Hi! It seems you commented thrice the same thing by mistake! It would be good if you delete the unwanted stuff. It will help organize comments better!

vishesh_345 · July 17, 2017, 3:36pm

@dishant_18 actually when i was commenting codechef showed some error.I guess due to this reason i commented it thrice by mistake. I have removed it now Thanks:).

vijju123 · July 17, 2017, 4:03pm

It was showing error even when i tried to answer a question.

vishesh_345 · July 17, 2017, 4:18pm

https://www.codechef.com/viewsolution/14444469
Ternary search is not much different from binary search only difference is that after reaching mid you have to check whether the right is smaller of greater than present value.
Also to apply ts you need to know which type of parabola it is.
Hope solution is clear.

deadwing97 · July 19, 2017, 3:31am

The division in your function is “integral” which is not the case of mathematical functions.

harsh24 · July 19, 2017, 6:42pm

Yup I know that but still should’nt the maximum answer lie around n/2 ± 1?

vijju123 · July 19, 2017, 11:48pm

Button A has cost 1. Button B has cost B.x is number of times button B is pressed. So points left for button A = N-x*B. So number of times A is pressed = (N-x*B)/1=N-x*b

k_sau · July 23, 2017, 3:42am

TYSM vijju123! got it now

vijju123 · July 23, 2017, 6:04pm

The issue is corrected now. Thanks for pointing out ^^

vijju123 · July 25, 2017, 9:59pm

Your solution will become twice more appealing if you give a short summary of your thinking/what you did here.

vishesh_345 · July 26, 2017, 1:51pm

@soheb17 that was a good observation. @vijju123 Actually In this question you will always get a maximum solution when you do half times 1 and remaining half do the other. You can notice this by custom inputs. What i mean to say is that in this question quadratic equation having roots first (no on the first) and second(no on the second) are equal.
In other words equal values has given extrema in this quadratic equation and so you know that how much to press on first and on second and you get the answer in O(1).

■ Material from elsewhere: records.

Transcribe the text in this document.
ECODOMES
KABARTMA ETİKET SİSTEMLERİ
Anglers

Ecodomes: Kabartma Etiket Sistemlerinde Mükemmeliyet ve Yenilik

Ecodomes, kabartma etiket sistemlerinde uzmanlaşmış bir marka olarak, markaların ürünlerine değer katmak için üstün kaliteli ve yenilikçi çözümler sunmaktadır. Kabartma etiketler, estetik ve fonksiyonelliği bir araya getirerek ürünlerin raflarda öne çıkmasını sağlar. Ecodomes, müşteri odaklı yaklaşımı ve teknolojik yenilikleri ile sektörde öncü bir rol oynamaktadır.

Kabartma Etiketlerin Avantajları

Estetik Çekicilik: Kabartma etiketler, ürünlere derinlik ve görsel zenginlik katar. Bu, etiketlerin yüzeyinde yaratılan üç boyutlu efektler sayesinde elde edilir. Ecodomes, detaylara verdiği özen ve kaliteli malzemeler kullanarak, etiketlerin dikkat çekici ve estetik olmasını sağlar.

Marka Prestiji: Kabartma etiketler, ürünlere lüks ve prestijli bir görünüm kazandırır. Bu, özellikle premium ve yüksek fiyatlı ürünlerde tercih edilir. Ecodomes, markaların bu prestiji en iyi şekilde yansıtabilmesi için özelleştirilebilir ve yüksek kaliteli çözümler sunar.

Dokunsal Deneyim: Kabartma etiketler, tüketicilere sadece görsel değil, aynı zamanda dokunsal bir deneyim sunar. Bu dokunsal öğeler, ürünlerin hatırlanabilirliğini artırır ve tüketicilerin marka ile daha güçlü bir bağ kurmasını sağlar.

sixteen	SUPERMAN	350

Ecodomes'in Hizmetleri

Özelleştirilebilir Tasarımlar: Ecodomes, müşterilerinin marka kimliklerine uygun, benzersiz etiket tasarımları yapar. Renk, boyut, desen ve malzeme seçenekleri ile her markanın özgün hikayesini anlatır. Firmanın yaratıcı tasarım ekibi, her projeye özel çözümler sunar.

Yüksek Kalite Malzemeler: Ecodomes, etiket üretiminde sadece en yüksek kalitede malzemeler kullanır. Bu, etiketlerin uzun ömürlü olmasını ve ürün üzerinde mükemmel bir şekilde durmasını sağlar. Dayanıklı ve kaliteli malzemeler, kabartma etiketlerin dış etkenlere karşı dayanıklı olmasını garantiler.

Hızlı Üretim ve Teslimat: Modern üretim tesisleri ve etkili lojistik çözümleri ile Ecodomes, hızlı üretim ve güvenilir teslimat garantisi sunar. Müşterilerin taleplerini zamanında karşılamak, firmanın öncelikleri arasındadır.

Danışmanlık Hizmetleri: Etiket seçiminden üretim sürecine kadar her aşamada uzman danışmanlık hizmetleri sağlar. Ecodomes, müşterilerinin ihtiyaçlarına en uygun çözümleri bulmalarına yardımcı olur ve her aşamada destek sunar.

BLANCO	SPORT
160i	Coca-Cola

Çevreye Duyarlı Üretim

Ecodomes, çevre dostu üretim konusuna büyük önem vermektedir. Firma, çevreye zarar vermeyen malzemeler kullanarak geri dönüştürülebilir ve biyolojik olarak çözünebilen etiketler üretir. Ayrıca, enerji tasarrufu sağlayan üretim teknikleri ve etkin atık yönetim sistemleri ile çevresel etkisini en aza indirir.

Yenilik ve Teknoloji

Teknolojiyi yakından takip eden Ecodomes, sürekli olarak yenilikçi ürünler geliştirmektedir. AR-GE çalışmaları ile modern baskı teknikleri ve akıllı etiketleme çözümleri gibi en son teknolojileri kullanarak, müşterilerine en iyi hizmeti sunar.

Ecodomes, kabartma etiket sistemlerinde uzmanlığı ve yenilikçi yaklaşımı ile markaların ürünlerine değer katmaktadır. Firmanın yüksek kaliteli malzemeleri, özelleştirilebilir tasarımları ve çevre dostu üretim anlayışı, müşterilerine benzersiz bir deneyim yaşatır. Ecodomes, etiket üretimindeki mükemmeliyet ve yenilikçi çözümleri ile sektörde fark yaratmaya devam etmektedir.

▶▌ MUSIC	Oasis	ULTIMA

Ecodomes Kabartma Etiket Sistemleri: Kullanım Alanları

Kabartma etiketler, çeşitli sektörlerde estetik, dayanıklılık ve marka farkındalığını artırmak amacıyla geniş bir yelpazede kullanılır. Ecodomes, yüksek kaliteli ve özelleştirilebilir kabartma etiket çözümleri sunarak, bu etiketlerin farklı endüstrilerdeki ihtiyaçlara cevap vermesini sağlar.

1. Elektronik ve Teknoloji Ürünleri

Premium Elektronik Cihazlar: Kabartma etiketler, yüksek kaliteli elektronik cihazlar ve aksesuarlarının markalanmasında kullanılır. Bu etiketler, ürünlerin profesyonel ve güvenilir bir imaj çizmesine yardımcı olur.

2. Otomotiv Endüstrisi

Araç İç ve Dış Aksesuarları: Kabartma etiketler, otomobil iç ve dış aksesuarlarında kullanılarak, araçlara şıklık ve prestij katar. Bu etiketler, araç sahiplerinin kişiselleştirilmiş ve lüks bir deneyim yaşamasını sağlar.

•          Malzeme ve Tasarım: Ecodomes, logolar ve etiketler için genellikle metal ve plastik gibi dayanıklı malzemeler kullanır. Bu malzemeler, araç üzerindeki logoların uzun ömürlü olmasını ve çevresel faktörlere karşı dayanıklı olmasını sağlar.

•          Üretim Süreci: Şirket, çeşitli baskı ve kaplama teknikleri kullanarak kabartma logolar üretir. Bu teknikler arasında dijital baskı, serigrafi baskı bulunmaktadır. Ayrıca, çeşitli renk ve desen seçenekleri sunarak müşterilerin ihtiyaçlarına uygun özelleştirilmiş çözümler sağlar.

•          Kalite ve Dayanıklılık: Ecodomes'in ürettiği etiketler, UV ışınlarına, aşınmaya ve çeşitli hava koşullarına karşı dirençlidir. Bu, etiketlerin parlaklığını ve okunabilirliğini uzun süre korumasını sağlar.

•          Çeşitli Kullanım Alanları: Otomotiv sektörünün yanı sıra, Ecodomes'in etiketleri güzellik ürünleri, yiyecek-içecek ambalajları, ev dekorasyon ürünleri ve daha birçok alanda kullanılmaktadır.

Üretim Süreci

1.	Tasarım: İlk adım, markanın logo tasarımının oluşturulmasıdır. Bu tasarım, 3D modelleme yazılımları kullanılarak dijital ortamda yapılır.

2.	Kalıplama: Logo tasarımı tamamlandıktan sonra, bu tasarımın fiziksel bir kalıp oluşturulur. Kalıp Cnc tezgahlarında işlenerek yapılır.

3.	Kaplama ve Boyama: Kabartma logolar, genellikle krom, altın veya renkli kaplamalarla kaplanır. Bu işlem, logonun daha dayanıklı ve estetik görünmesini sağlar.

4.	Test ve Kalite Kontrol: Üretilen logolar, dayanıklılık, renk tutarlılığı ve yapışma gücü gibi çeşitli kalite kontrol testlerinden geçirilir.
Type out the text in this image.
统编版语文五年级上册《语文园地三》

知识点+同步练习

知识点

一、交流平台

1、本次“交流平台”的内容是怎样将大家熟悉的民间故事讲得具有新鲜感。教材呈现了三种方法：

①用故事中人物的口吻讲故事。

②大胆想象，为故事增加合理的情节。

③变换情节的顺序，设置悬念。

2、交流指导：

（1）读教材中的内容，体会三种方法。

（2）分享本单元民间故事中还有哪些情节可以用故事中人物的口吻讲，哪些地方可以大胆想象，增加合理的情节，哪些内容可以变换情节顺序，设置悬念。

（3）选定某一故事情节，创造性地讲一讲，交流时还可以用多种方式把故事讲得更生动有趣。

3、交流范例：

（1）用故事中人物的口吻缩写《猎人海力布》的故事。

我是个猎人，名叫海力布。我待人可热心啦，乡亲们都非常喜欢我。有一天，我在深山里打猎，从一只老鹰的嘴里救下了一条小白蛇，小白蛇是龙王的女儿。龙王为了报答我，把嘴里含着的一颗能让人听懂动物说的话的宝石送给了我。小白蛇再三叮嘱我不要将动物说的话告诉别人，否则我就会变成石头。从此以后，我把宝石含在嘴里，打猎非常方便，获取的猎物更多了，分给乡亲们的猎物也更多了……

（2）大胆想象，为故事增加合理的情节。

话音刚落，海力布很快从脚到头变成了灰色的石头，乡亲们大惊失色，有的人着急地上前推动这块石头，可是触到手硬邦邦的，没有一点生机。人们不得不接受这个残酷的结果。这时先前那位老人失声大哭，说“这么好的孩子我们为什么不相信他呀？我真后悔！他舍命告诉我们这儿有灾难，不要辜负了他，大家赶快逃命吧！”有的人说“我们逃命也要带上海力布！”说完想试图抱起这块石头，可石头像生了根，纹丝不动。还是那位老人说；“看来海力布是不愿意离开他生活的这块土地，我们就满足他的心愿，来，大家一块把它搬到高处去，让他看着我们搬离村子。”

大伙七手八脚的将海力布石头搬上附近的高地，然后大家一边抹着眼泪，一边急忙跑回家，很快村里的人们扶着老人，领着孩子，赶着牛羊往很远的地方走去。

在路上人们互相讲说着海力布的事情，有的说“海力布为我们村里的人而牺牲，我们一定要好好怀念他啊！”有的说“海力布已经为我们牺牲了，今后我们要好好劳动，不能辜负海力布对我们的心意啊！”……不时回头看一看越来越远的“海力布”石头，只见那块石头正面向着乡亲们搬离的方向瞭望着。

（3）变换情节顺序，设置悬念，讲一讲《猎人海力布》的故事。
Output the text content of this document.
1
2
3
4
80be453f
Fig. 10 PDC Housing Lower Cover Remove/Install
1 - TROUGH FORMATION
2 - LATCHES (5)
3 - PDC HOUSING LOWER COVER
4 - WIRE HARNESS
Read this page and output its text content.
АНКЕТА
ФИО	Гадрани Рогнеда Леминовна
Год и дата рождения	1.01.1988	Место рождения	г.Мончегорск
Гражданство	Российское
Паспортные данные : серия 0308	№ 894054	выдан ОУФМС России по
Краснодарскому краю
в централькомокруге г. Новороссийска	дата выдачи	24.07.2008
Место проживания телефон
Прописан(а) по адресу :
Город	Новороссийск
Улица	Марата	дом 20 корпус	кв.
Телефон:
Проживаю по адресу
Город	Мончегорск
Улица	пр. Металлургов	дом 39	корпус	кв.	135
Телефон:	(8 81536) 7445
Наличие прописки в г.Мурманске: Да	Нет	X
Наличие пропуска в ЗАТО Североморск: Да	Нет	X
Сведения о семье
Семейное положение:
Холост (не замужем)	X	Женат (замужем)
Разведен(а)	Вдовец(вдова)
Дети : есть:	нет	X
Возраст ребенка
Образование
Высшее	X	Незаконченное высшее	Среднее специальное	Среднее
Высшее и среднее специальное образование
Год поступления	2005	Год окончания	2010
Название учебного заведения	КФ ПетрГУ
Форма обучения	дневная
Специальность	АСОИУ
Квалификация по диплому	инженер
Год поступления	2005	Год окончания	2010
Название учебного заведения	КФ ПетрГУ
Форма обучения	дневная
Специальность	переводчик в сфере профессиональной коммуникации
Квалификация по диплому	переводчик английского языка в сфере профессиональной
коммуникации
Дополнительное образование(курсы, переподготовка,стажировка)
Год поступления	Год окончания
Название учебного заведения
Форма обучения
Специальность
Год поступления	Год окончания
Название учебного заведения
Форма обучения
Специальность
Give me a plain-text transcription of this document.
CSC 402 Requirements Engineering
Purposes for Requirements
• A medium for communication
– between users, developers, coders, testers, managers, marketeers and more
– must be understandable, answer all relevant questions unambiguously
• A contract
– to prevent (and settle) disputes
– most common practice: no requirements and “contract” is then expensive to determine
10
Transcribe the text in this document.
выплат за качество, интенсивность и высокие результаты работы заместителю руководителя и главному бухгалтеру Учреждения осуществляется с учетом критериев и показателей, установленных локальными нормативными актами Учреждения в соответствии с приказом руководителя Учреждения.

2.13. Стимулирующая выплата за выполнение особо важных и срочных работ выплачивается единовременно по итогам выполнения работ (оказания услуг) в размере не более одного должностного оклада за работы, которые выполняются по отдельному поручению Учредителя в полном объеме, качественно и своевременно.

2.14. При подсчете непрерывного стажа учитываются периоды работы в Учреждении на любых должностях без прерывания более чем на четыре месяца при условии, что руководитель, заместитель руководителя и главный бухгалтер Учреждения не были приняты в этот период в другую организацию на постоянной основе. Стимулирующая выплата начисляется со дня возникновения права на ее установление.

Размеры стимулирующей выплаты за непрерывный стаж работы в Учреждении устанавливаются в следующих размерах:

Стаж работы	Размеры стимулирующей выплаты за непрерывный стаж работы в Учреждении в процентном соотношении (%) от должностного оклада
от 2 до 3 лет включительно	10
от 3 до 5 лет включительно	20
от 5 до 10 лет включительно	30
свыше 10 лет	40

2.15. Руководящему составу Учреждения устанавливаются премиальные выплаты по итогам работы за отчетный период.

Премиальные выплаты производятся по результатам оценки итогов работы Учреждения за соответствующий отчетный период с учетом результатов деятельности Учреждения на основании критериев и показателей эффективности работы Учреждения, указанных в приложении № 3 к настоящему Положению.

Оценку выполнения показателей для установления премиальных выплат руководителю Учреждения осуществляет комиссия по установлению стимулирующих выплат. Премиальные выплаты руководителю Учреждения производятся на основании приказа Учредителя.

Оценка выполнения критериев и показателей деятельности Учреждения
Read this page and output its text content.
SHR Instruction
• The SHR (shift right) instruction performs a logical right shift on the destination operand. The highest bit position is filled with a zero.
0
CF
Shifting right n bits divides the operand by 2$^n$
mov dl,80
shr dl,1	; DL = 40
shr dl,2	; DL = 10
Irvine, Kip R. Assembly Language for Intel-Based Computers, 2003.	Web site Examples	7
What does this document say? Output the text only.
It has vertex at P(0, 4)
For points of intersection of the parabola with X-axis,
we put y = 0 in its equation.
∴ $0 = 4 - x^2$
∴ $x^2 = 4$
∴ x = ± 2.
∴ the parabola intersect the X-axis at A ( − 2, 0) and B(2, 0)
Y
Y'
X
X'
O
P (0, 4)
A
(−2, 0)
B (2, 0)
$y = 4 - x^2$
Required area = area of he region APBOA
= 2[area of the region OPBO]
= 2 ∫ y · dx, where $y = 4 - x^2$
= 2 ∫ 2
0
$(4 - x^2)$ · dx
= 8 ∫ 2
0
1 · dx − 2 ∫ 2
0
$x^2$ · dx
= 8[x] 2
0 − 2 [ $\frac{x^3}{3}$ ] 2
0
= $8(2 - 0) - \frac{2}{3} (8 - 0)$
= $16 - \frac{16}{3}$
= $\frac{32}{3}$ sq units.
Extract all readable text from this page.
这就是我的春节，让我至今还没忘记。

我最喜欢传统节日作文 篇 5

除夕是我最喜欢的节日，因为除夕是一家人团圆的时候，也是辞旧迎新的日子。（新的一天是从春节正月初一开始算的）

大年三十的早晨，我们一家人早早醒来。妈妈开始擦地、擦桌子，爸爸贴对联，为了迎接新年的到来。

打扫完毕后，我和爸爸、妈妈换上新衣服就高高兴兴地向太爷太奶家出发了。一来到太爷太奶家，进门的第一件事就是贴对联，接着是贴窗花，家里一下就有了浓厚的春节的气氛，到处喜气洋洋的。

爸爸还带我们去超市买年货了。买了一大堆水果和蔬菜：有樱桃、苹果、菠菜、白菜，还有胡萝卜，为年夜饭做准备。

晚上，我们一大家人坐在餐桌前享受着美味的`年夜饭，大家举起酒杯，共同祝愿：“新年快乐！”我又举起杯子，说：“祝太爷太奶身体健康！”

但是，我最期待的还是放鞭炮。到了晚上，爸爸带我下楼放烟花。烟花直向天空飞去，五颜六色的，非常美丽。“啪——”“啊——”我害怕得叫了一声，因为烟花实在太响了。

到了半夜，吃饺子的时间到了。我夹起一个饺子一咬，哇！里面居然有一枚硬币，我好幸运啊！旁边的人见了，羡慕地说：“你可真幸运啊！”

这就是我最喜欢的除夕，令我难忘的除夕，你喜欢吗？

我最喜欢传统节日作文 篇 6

rollo_1212 · March 11, 2022, 8:41pm

Can someone please explain, why this is incorrect?
I am not able to understand what is wrong with the approach as given by @harsh24

pandey_adm · March 14, 2022, 5:51pm

Problem is that in the equation he ignored the remainder of (N - x) / B. It is optimal to use the remainder in increasing number on first digit. If B * q + r = (N - x) then maximum answer should be q * (x + (N - x) - B * q) = q * (N - B * q) but this becomes equivalent to fixing the number of times second button was pressed.